Rum is f*cked

Cutting the Sugar Cane, a print of an original 1823 drawing by William Clark of enslaved workers cutting cane in Antigua.
We love rum, but we can't swallow its legacy of colonialism and slavery. What can be done? Photo by British Library / Unsplash

I'd like to encourage you to check out Céline Bossart's article Decolonizing the Whitewashed World of Carribean Rum on Liquor.com. It's required reading if you consume sugar cane products (rum, refined sugar, molasses) or similar things like coffee and chocolate here in the US market.

Here's how Bossart sums it up:

"Put simply, a sip of rum should not be taken without understanding and acknowledging the numerous exploitative factors that created the spirit’s industry. Ideally, that knowledge should serve as a catalyst for change."

Rewind to a week in early 2021 when I was freaking out over the painfully slow progress of my tote of Bulk Guyana Rum from its port of entry to my front door. I was laser-focused on small business worries: was the truck going to fit through the loading dock gate? Would the tote be damaged? How does insurance even work for that? Would my hose fitting fit? Would the tote even get through the door?

By the time I finally sat down at my desk, it was way too late to do any real work. So, I clicked around for some "productive procrastination." Instagram, always lurking with unrefusable, time-wasting distractions, served up something else for once—a 20-minute personal video from Jahdé Marley, a wine and spirits specialist, talking about the modern face of colonialism in the rum trade.

If you don't follow the internet rum world, here's some background on Marley's commentary:

  1. There's a white guy in charge of a popular rum brand who published racist, inflammatory content on the internet.
  2. People who care about premium spirits, understandably and predictably, called for personal accountability.
  3. They also called for public transparency regarding his popular company's business practices in Haiti, the poorest country in the western hemisphere.
  4. Perhaps also understandably and predictably, the internet swirled with rage and reactions.
  5. But, says Marley, we're all missing the point: digital chatter about one white man's hateful online drivel distracts us from a very real-world problem in which we're all complicit: the modern colonial sugar supply chain.

The world of coffee has been grappling with similar issues for decades. The Specialty Coffee Association (SCA) is a trade group working "to make coffee a more sustainable, equitable, and thriving activity for the whole value chain." SCA has studied and mapped the global coffee supply chain beyond the usual linear coffee-shop pitch about sourcing. With a complex network of stakeholders (farmers, baristas, consumers, yes, but what about banks? activists? trade organizations? farming families?), the SCA says the issue "isn’t about making the pie bigger; it’s about dividing the pie better." In a description of their work published in SCA's digital magizine, 25, editor Jenn Rugolo summarizes:

"It means asking: 'What is value, who creates it, and “what is my role in creating value?' These are big, complex questions without simple answers, but in asking them openly—and regularly—of ourselves as we go about our daily work, we’ll have already begun the important work ahead."

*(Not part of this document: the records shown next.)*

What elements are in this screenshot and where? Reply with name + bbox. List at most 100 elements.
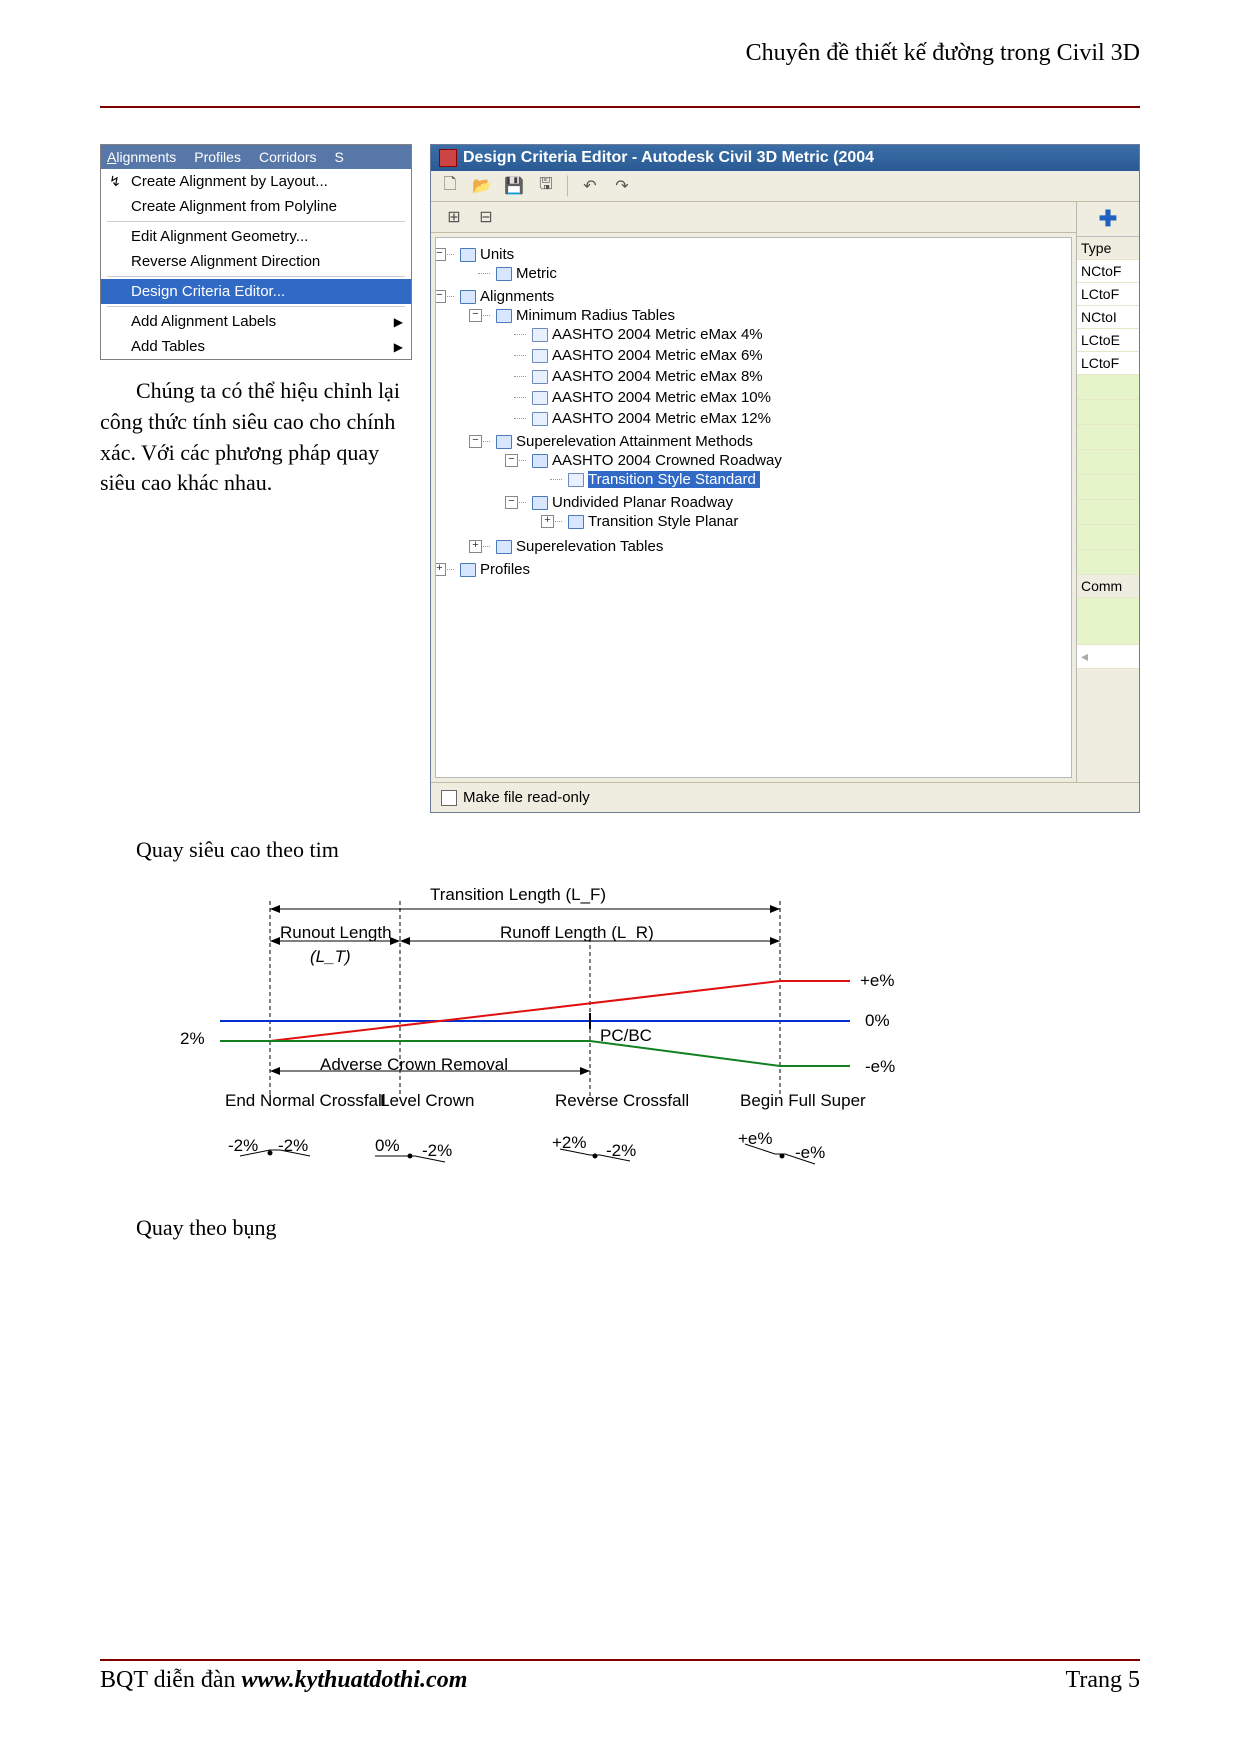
saveall-icon[interactable]: 🖫 xyxy=(535,175,557,197)
side-row-empty[interactable] xyxy=(1077,425,1139,450)
page-footer: BQT diễn đàn www.kythuatdothi.com Trang … xyxy=(100,1659,1140,1694)
tree-profiles[interactable]: +Profiles xyxy=(442,559,1067,580)
menu-edit-geometry[interactable]: Edit Alignment Geometry... xyxy=(101,224,411,249)
side-row-empty[interactable] xyxy=(1077,375,1139,400)
tree-undivided[interactable]: −Undivided Planar Roadway +Transition St… xyxy=(514,492,1067,534)
scroll-left-icon[interactable]: ◂ xyxy=(1077,645,1139,669)
page-header: Chuyên đề thiết kế đường trong Civil 3D xyxy=(100,40,1140,100)
folder-icon xyxy=(532,454,548,468)
tree-alignments[interactable]: −Alignments −Minimum Radius Tables AASHT… xyxy=(442,286,1067,559)
lbl-station-3: Begin Full Super xyxy=(740,1091,850,1111)
side-row[interactable]: NCtoF xyxy=(1077,260,1139,283)
menu-add-tables[interactable]: Add Tables ▶ xyxy=(101,334,411,359)
side-row[interactable]: LCtoF xyxy=(1077,352,1139,375)
lbl-s3l: +e% xyxy=(738,1129,773,1149)
side-row[interactable]: LCtoF xyxy=(1077,283,1139,306)
lbl-s2r: -2% xyxy=(606,1141,636,1161)
side-comm: Comm xyxy=(1077,575,1139,598)
menu-create-from-polyline[interactable]: Create Alignment from Polyline xyxy=(101,194,411,219)
new-icon[interactable]: 🗋 xyxy=(439,175,461,197)
tree-metric[interactable]: Metric xyxy=(478,263,1067,284)
lbl-runout: Runout Length xyxy=(280,923,392,943)
folder-icon xyxy=(568,515,584,529)
menu-add-labels[interactable]: Add Alignment Labels ▶ xyxy=(101,309,411,334)
menu-sep xyxy=(107,306,405,307)
footer-right: Trang 5 xyxy=(1066,1667,1140,1694)
menu-s[interactable]: S xyxy=(335,149,344,165)
folder-icon xyxy=(460,563,476,577)
folder-icon xyxy=(496,267,512,281)
tree-emax4[interactable]: AASHTO 2004 Metric eMax 4% xyxy=(514,324,1067,345)
readonly-label: Make file read-only xyxy=(463,789,590,806)
alignments-menu: Alignments Profiles Corridors S ↯ Create… xyxy=(100,144,412,360)
menu-reverse-direction[interactable]: Reverse Alignment Direction xyxy=(101,249,411,274)
table-icon xyxy=(532,349,548,363)
menu-create-by-layout[interactable]: ↯ Create Alignment by Layout... xyxy=(101,169,411,194)
tree-transition-standard[interactable]: Transition Style Standard xyxy=(550,469,1067,490)
folder-icon xyxy=(496,309,512,323)
footer-left: BQT diễn đàn www.kythuatdothi.com xyxy=(100,1667,467,1694)
undo-icon[interactable]: ↶ xyxy=(579,175,601,197)
lbl-acr: Adverse Crown Removal xyxy=(320,1055,508,1075)
side-row-empty[interactable] xyxy=(1077,525,1139,550)
folder-icon xyxy=(496,435,512,449)
lbl-s3r: -e% xyxy=(795,1143,825,1163)
tree-crowned[interactable]: −AASHTO 2004 Crowned Roadway Transition … xyxy=(514,450,1067,492)
collapse-icon[interactable]: ⊟ xyxy=(475,206,497,228)
lbl-2pct: 2% xyxy=(180,1029,205,1049)
design-criteria-editor-window: Design Criteria Editor - Autodesk Civil … xyxy=(430,144,1140,813)
side-row[interactable]: NCtoI xyxy=(1077,306,1139,329)
footer-rule xyxy=(100,1659,1140,1661)
menu-alignments[interactable]: Alignments xyxy=(107,149,176,165)
toolbar-tree: ⊞ ⊟ xyxy=(431,202,1076,233)
menu-list: ↯ Create Alignment by Layout... Create A… xyxy=(101,169,411,359)
folder-icon xyxy=(496,540,512,554)
tree-min-radius[interactable]: −Minimum Radius Tables AASHTO 2004 Metri… xyxy=(478,305,1067,431)
side-row-empty[interactable] xyxy=(1077,400,1139,425)
menu-sep xyxy=(107,276,405,277)
side-row-empty[interactable] xyxy=(1077,500,1139,525)
lbl-plus-e: +e% xyxy=(860,971,895,991)
menu-profiles[interactable]: Profiles xyxy=(194,149,241,165)
menu-corridors[interactable]: Corridors xyxy=(259,149,317,165)
side-row-empty[interactable] xyxy=(1077,450,1139,475)
side-row-empty[interactable] xyxy=(1077,550,1139,575)
tree-units[interactable]: −Units Metric xyxy=(442,244,1067,286)
lbl-s0r: -2% xyxy=(278,1136,308,1156)
tree-emax10[interactable]: AASHTO 2004 Metric eMax 10% xyxy=(514,387,1067,408)
window-titlebar: Design Criteria Editor - Autodesk Civil … xyxy=(431,145,1139,171)
page: Chuyên đề thiết kế đường trong Civil 3D … xyxy=(0,0,1240,1754)
side-row-empty[interactable] xyxy=(1077,475,1139,500)
tree-emax8[interactable]: AASHTO 2004 Metric eMax 8% xyxy=(514,366,1067,387)
menu-design-criteria-editor[interactable]: Design Criteria Editor... xyxy=(101,279,411,304)
create-layout-icon: ↯ xyxy=(107,174,123,190)
tree-transition-planar[interactable]: +Transition Style Planar xyxy=(550,511,1067,532)
menu-bar: Alignments Profiles Corridors S xyxy=(101,145,411,169)
add-icon[interactable]: ✚ xyxy=(1077,202,1139,232)
folder-icon xyxy=(532,496,548,510)
submenu-arrow-icon: ▶ xyxy=(394,340,403,354)
redo-icon[interactable]: ↷ xyxy=(611,175,633,197)
open-icon[interactable]: 📂 xyxy=(471,175,493,197)
submenu-arrow-icon: ▶ xyxy=(394,315,403,329)
transition-diagram: Transition Length (L_F) Runout Length (L… xyxy=(170,881,930,1191)
lbl-zero: 0% xyxy=(865,1011,890,1031)
table-icon xyxy=(532,328,548,342)
side-header: Type xyxy=(1077,237,1139,260)
side-row[interactable]: LCtoE xyxy=(1077,329,1139,352)
window-title: Design Criteria Editor - Autodesk Civil … xyxy=(463,149,874,167)
readonly-checkbox[interactable] xyxy=(441,790,457,806)
side-row-empty[interactable] xyxy=(1077,598,1139,645)
expand-icon[interactable]: ⊞ xyxy=(443,206,465,228)
tree-emax12[interactable]: AASHTO 2004 Metric eMax 12% xyxy=(514,408,1067,429)
folder-icon xyxy=(460,248,476,262)
save-icon[interactable]: 💾 xyxy=(503,175,525,197)
criteria-tree[interactable]: −Units Metric −Alignments −Minimum Radiu… xyxy=(435,237,1072,778)
lbl-s0l: -2% xyxy=(228,1136,258,1156)
tree-super-tables[interactable]: +Superelevation Tables xyxy=(478,536,1067,557)
text-quay-tim: Quay siêu cao theo tim xyxy=(136,837,1140,863)
lbl-transition-length: Transition Length (L_F) xyxy=(430,885,606,905)
menu-sep xyxy=(107,221,405,222)
tree-emax6[interactable]: AASHTO 2004 Metric eMax 6% xyxy=(514,345,1067,366)
tree-methods[interactable]: −Superelevation Attainment Methods −AASH… xyxy=(478,431,1067,536)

To see this in the perspective of rum and the Caribbean, we can start by looking at who is working the raw materials. Andréa Nunes, in an essay for Lesley University's Journal of Pedagogy, Pluralism and Practice, addresses the global value chain with respect to Haitian cane cutters on modern Dominican Republic plantations (where 30% of US sugar comes from). The neocolonial model of slavery doesn't actually look that different from the original colonial one. Writes Nunes:

"The reality of Haitian migrant workers in the Dominican Republic exists as a consequence of globalization and the nature of free trade, whose basic principles devalue labor rights and basic human rights- particularly those of marginalized groups like migrants, women, and people of color, for maximum profit."

And, as Bossart points out, the value-rich side of the supply chain - people who represent rum to the consumer - is overwhelmingly white and male. So, what does this mean for me (another white guy) and my "stressful" situation here at the value-rich end of a global supply chain? Bluntly: I don't know yet, but I'm working on it. I'm way too small to move the needle on the global rum trade via my product volume, no matter how much I stress over my little drop in the oceans of rum sloshing around global markets. I'm a nobody at a rum conference or in an online chat room.

My suspicion is that the real potential for impact lies with...you.

If I can hold your attention this many paragraphs down a blog post, maybe I can also convince you to question the value chain. That means I'm activating the conversation more broadly and maybe also promoting our accountability as U.S. consumers to the communities who are supplying undervalued human capital near the other end of the supply chain. There are other ways we can contribute—direct donations of proceeds, partnerships with retail and manufacturing stakeholders, using this platform (email, branding, bottles) to center marginalized voices. First though: transparency and acknowledgement.

When I got into this business (and I mean Pekut & Carwick Independent Bottlers, not THE spirits business), I thought at first that I would be taking on the science of spirits, the study of flavor perception, and the role that a raw material has in the final product. I wanted a deeper conversation about *what's actually in the bottle*.

Well folks, here it is. This is the conversation about what's in a bottle of rum.